Test-Retest Repeatability: For each of the 3 phantoms, after the first MRE examination was performed, the RF coil and MRE driver were removed and the phantom was taken out. The phantom was re-setup for a 2nd MRE examination and taken out again. The same procedure was repeated to get 10 examinations in total. The time interval between each examination was about 5 minutes.
Statistical Analysis: For each of the 3 phantoms, the 10 test-retest measurements were used to determine the mean, standard deviation (SD), coefficient of variation (CV, SD/mean), and 95% confidence intervals (CI).

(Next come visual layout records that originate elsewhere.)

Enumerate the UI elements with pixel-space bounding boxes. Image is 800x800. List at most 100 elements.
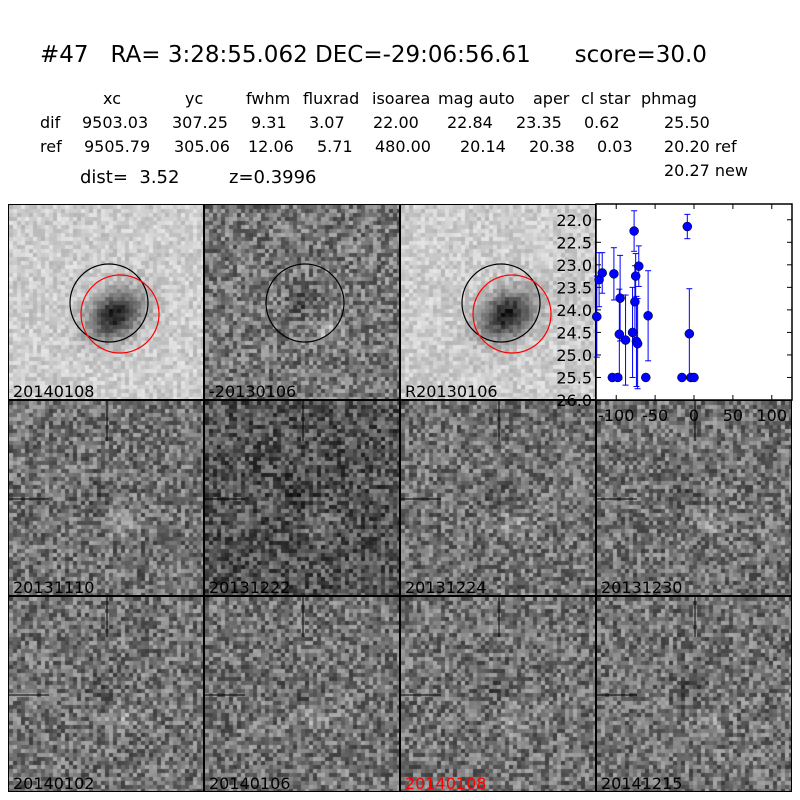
y-tick-label: 25.5 (556, 368, 592, 387)
stamp-image (9, 205, 203, 399)
data-point (620, 335, 631, 345)
row-label-dif: dif (40, 113, 61, 132)
data-point (684, 329, 695, 339)
stamp-date-label: 20131110 (13, 578, 95, 596)
redshift-value: z=0.3996 (229, 167, 317, 188)
y-tick-label: 22.0 (556, 211, 592, 230)
ref-value: 9505.79 (84, 137, 151, 156)
stamp-image (205, 597, 399, 791)
x-tick-label: -50 (642, 406, 668, 425)
stamp-panel: 20131230 (596, 400, 792, 596)
data-point (689, 372, 699, 383)
light-curve-plot: -100 -50 0 50 100 22.0 22.5 23.0 23.5 24.0 24.5 25.… (556, 203, 793, 425)
ref-value: 20.14 (460, 137, 506, 156)
stamp-image (597, 401, 791, 595)
data-point (627, 327, 638, 338)
black-aperture-circle (461, 263, 541, 343)
stamp-date-label: 20131222 (209, 578, 291, 596)
x-tick-label: -100 (598, 406, 634, 425)
dif-value: 9.31 (251, 113, 287, 132)
stamp-panel: 20140106 (204, 596, 400, 792)
column-header: yc (185, 89, 204, 108)
ref-value: 20.20 ref (664, 137, 737, 156)
row-label-ref: ref (40, 137, 62, 156)
ref-value: 12.06 (248, 137, 294, 156)
data-point (682, 221, 693, 232)
stamp-date-label: 20131224 (405, 578, 487, 596)
data-point (609, 269, 619, 279)
dist-value: dist= 3.52 (80, 167, 180, 188)
data-point (629, 226, 639, 236)
x-tick-label: 0 (689, 406, 699, 425)
red-aperture-circle (80, 274, 160, 354)
data-point (615, 293, 625, 303)
stamp-panel: 20131110 (8, 400, 204, 596)
stamp-image (597, 597, 791, 791)
data-point (613, 372, 623, 383)
x-tick-label: 50 (723, 406, 743, 425)
data-point (614, 329, 625, 339)
stamp-date-label: 20141215 (601, 774, 683, 792)
stamp-panel: 20141215 (596, 596, 792, 792)
stamp-date-label: 20131230 (601, 578, 683, 596)
black-aperture-circle (69, 263, 149, 343)
dif-value: 3.07 (309, 113, 345, 132)
stamp-panel: R20130106 (400, 204, 596, 400)
dif-value: 9503.03 (82, 113, 149, 132)
y-tick-label: 24.5 (556, 323, 592, 342)
data-point (632, 338, 643, 349)
ref-value: 480.00 (375, 137, 431, 156)
new-phmag: 20.27 new (664, 161, 748, 180)
data-point (597, 268, 607, 278)
column-header: isoarea (372, 89, 431, 108)
stamp-date-label: 20140102 (13, 774, 95, 792)
stamp-image (9, 597, 203, 791)
stamp-image (401, 597, 595, 791)
dif-value: 23.35 (516, 113, 562, 132)
dif-value: 0.62 (584, 113, 620, 132)
stamp-date-label: -20130106 (209, 382, 297, 400)
stamp-panel: 20140108 (8, 204, 204, 400)
column-header: phmag (641, 89, 697, 108)
column-header: aper (533, 89, 570, 108)
dif-value: 22.00 (373, 113, 419, 132)
dif-value: 25.50 (664, 113, 710, 132)
ref-value: 305.06 (174, 137, 230, 156)
stamp-panel: 20140108 (400, 596, 596, 792)
stamp-image (401, 205, 595, 399)
stamp-panel: 20131222 (204, 400, 400, 596)
red-aperture-circle (472, 274, 552, 354)
data-point (630, 297, 640, 307)
stamp-date-label: 20140108 (405, 774, 487, 792)
stamp-panel: -20130106 (204, 204, 400, 400)
y-tick-label: 26.0 (556, 391, 592, 410)
stamp-image (205, 401, 399, 595)
column-header: xc (103, 89, 121, 108)
stamp-image (9, 401, 203, 595)
ref-value: 5.71 (317, 137, 353, 156)
y-tick-label: 22.5 (556, 233, 592, 252)
y-tick-label: 24.0 (556, 301, 592, 320)
y-tick-label: 25.0 (556, 346, 592, 365)
data-point (677, 372, 687, 383)
stamp-date-label: 20140108 (13, 382, 95, 400)
y-tick-label: 23.5 (556, 278, 592, 297)
plot-area (595, 203, 793, 401)
stamp-image (401, 401, 595, 595)
black-aperture-circle (265, 263, 345, 343)
stamp-date-label: 20140106 (209, 774, 291, 792)
data-point (592, 311, 602, 322)
dif-value: 307.25 (172, 113, 228, 132)
stamp-date-label: R20130106 (405, 382, 498, 400)
column-header: fluxrad (303, 89, 360, 108)
column-header: cl star (581, 89, 631, 108)
column-header: fwhm (246, 89, 291, 108)
data-point (634, 261, 644, 271)
ref-value: 20.38 (529, 137, 575, 156)
stamp-panel: 20140102 (8, 596, 204, 792)
ref-value: 0.03 (597, 137, 633, 156)
stamp-image (205, 205, 399, 399)
stamp-panel: 20131224 (400, 400, 596, 596)
x-tick-label: 100 (757, 406, 788, 425)
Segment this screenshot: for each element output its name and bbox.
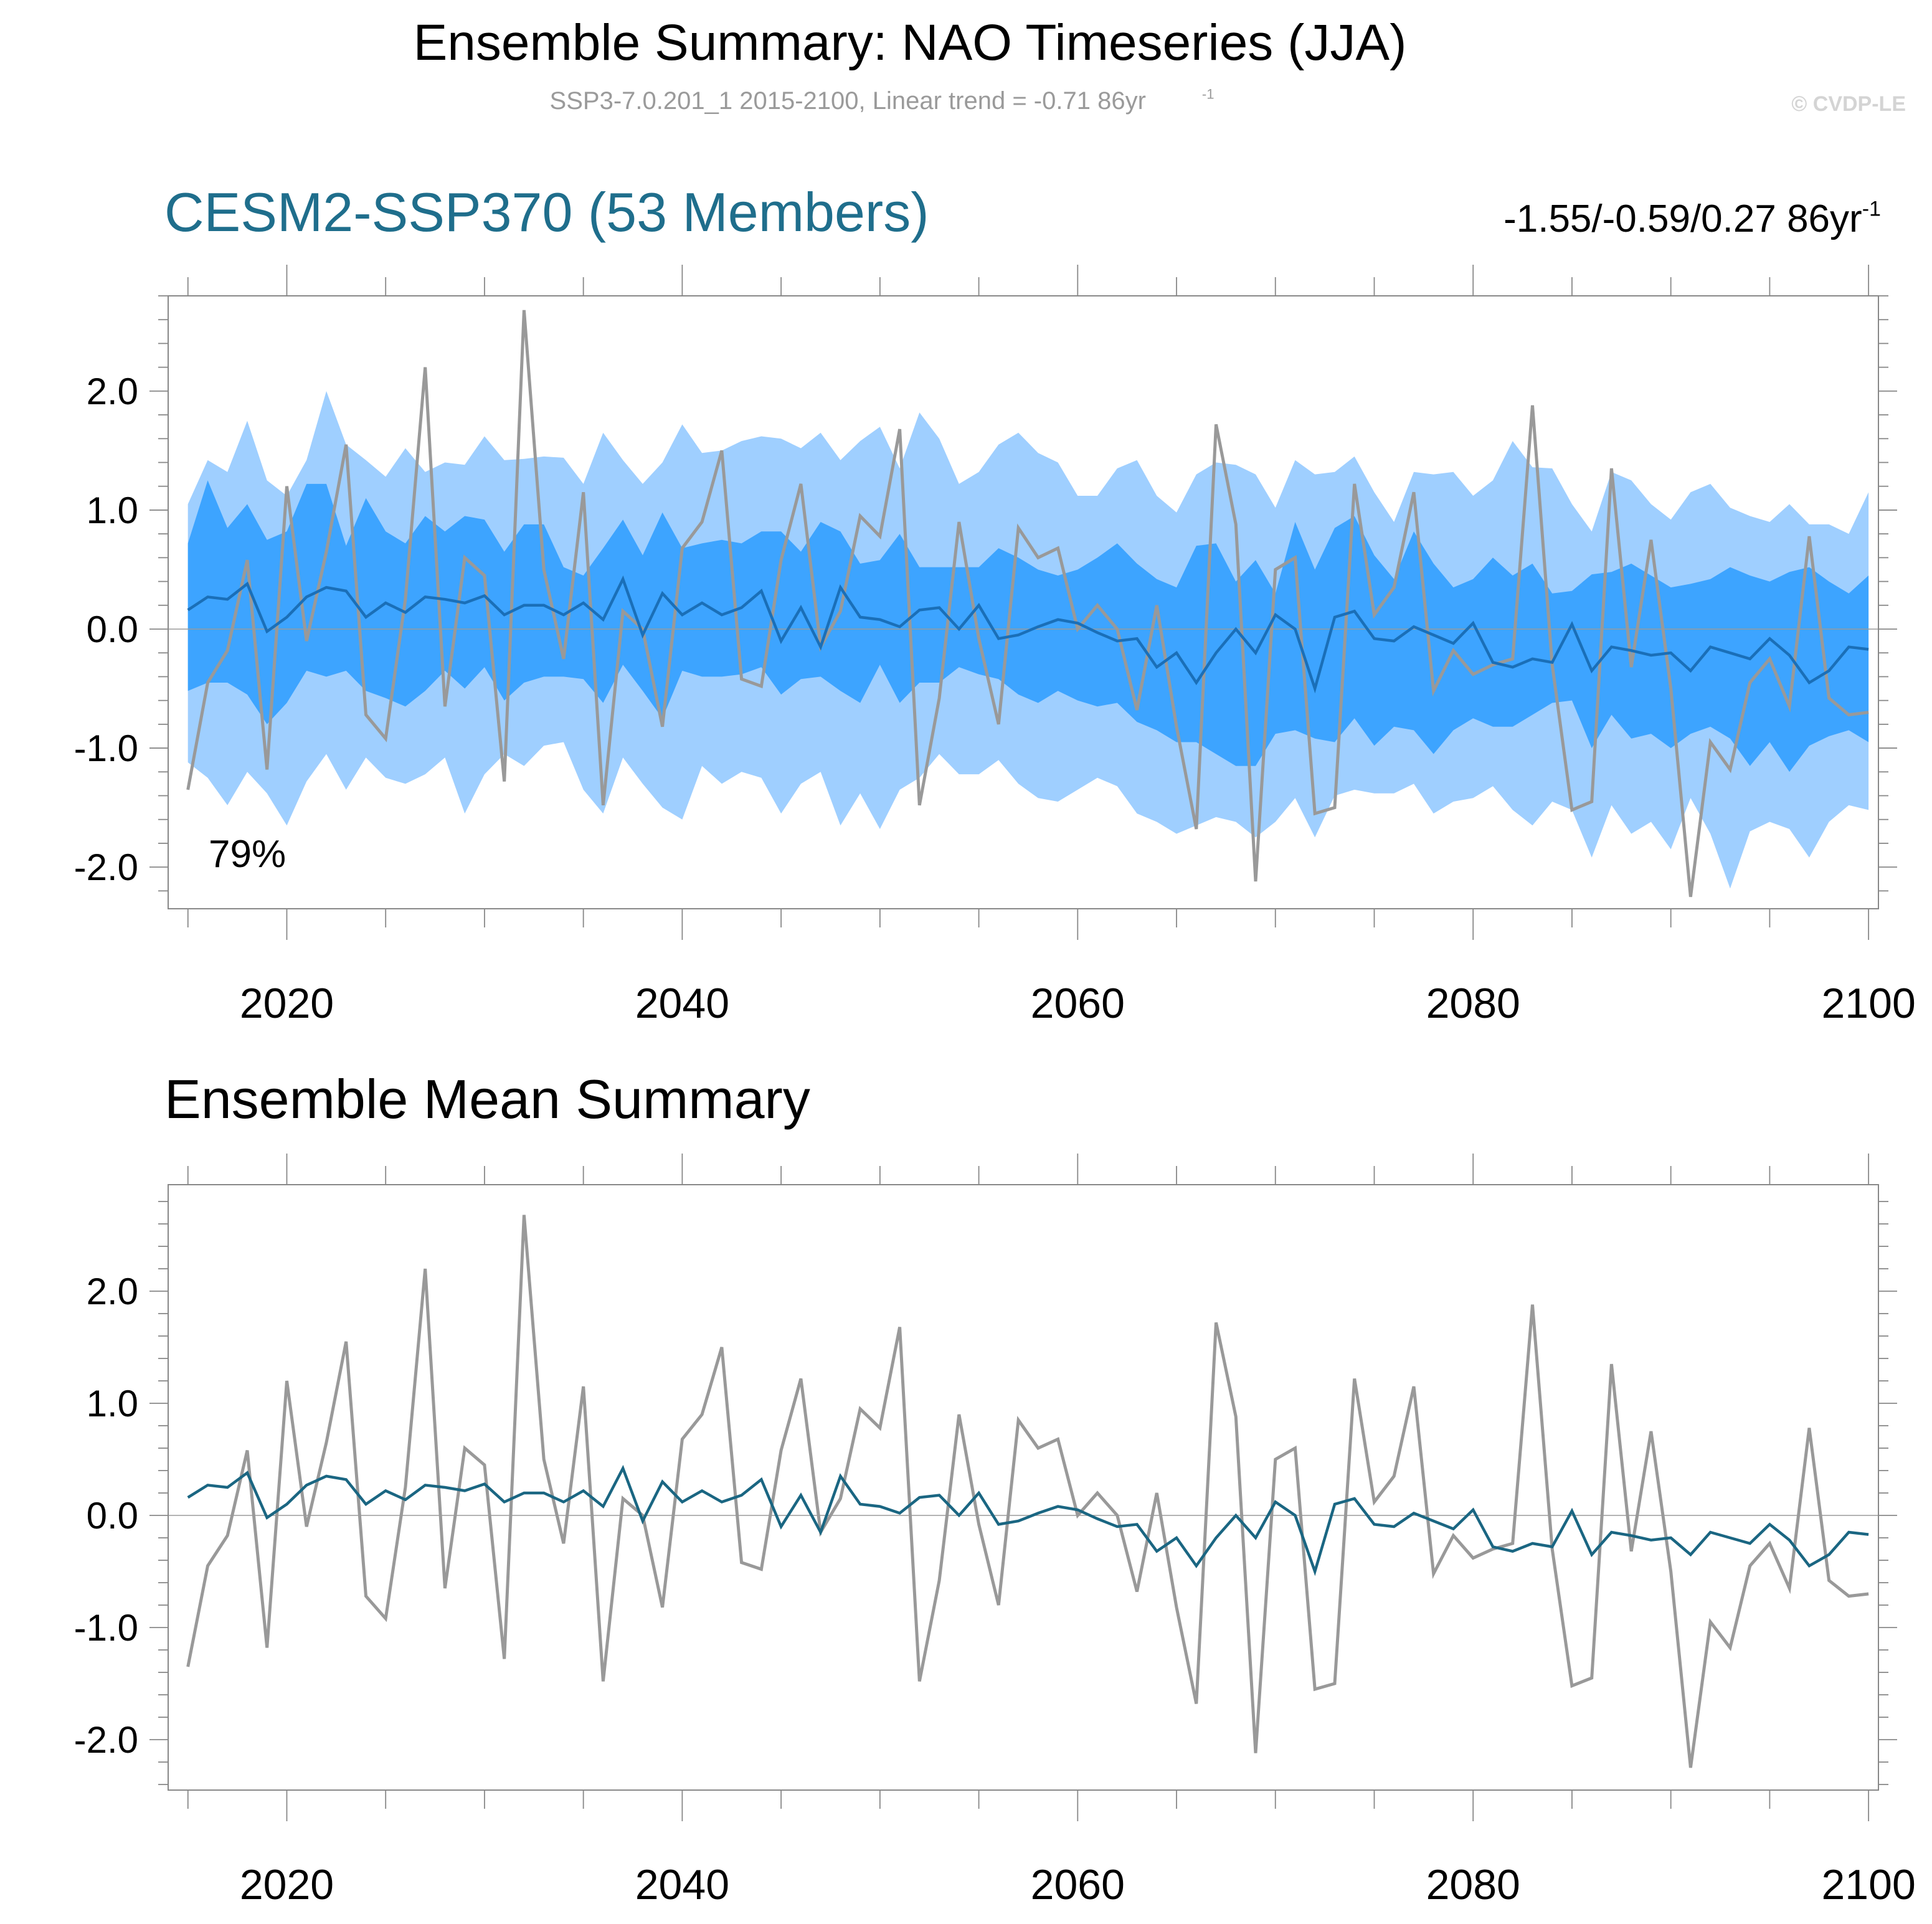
top-x-tick-label: 2040	[635, 980, 729, 1027]
top-panel-title: CESM2-SSP370 (53 Members)	[164, 181, 929, 243]
top-y-tick-label: -2.0	[74, 846, 138, 888]
watermark: © CVDP-LE	[1791, 92, 1906, 116]
top-x-tick-label: 2020	[240, 980, 334, 1027]
bottom-y-tick-label: -2.0	[74, 1719, 138, 1761]
top-ensemble-mean-line	[187, 575, 1869, 694]
chart-subtitle-wrap: SSP3-7.0.201_1 2015-2100, Linear trend =…	[550, 86, 1215, 115]
top-panel-trend-text: -1.55/-0.59/0.27 86yr	[1503, 197, 1862, 240]
subtitle-superscript: -1	[1201, 86, 1215, 102]
top-y-tick-label: 1.0	[87, 490, 138, 531]
top-y-tick-label: 0.0	[87, 609, 138, 650]
chart-subtitle: SSP3-7.0.201_1 2015-2100, Linear trend =…	[0, 86, 1932, 115]
bottom-frame	[168, 1184, 1879, 1791]
bottom-ensemble-mean-line	[187, 1464, 1869, 1576]
bottom-panel-title: Ensemble Mean Summary	[164, 1068, 810, 1130]
top-x-tick-label: 2100	[1821, 980, 1915, 1027]
bottom-x-tick-label: 2040	[635, 1861, 729, 1908]
bottom-y-tick-label: 2.0	[87, 1271, 138, 1312]
top-y-tick-label: 2.0	[87, 371, 138, 412]
bottom-x-tick-label: 2100	[1821, 1861, 1915, 1908]
percent-label: 79%	[209, 833, 286, 876]
top-y-tick-label: -1.0	[74, 727, 138, 769]
chart-subtitle-text: SSP3-7.0.201_1 2015-2100, Linear trend =…	[549, 87, 1146, 115]
top-x-tick-label: 2080	[1426, 980, 1520, 1027]
bottom-y-tick-label: 1.0	[87, 1383, 138, 1424]
bottom-x-tick-label: 2080	[1426, 1861, 1520, 1908]
bottom-y-tick-label: -1.0	[74, 1607, 138, 1649]
bottom-x-tick-label: 2020	[240, 1861, 334, 1908]
top-panel-plot: 2.0 1.0 0.0 -1.0 -2.0 2020 2040 2060 2080 2100 79%	[74, 265, 1916, 1027]
top-observed-line	[186, 310, 1869, 898]
top-frame	[168, 295, 1879, 909]
chart-title: Ensemble Summary: NAO Timeseries (JJA)	[0, 14, 1932, 72]
top-panel-trend: -1.55/-0.59/0.27 86yr-1	[1503, 197, 1881, 241]
top-panel-trend-superscript: -1	[1862, 197, 1881, 221]
bottom-y-tick-label: 0.0	[87, 1495, 138, 1537]
inner-spread-band	[187, 480, 1869, 772]
bottom-x-tick-label: 2060	[1031, 1861, 1125, 1908]
bottom-panel-plot: 2.0 1.0 0.0 -1.0 -2.0 2020 2040 2060 2080 2100	[74, 1154, 1916, 1908]
top-x-tick-label: 2060	[1031, 980, 1125, 1027]
bottom-observed-line	[186, 1215, 1869, 1768]
chart-title-text: Ensemble Summary: NAO Timeseries (JJA)	[413, 14, 1407, 71]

Figures 1, 2 and 3 show the elastograms of the 10 test-retest MRE measurements of the soft, medium and hard phantoms, respectively. We found among the 10 test-retest measurements, the CV was very small: 0.2%, 1.3% and 0.6% for the soft, medium and hard phantom, respectively (Figure 4).
The test-retest repeatability of phantom MRE stiffness measurements was much higher than that of the literature report for human beings. This could be because the phantoms were less like to change stiffness in such a short time period, unlike liver stiffness which may be influenced by human physiology, driver placement and breath-hold locations. The procedure implemented in our current study is more designed to test the “true” MRE system variation without the physiological influence.
1. AHRQ, Healthcare Costs Utilization Project online datebase, in http://hcup.ahrq.gov/HCUPNet.asp2009, U.S. Department of Health & Human Services.
2. Shire, N.J., et al., Test-retest repeatability of MR elastography for noninvasive liver fibrosis assessment in hepatitis C. Journal of magnetic resonance imaging : JMRI, 2011. 34(4): p. 947-55.
3. Hines, C.D., et al., Repeatability of magnetic resonance elastography for quantification of hepatic stiffness. Journal of magnetic resonance imaging : JMRI, 2010. 31(3): p. 725-31.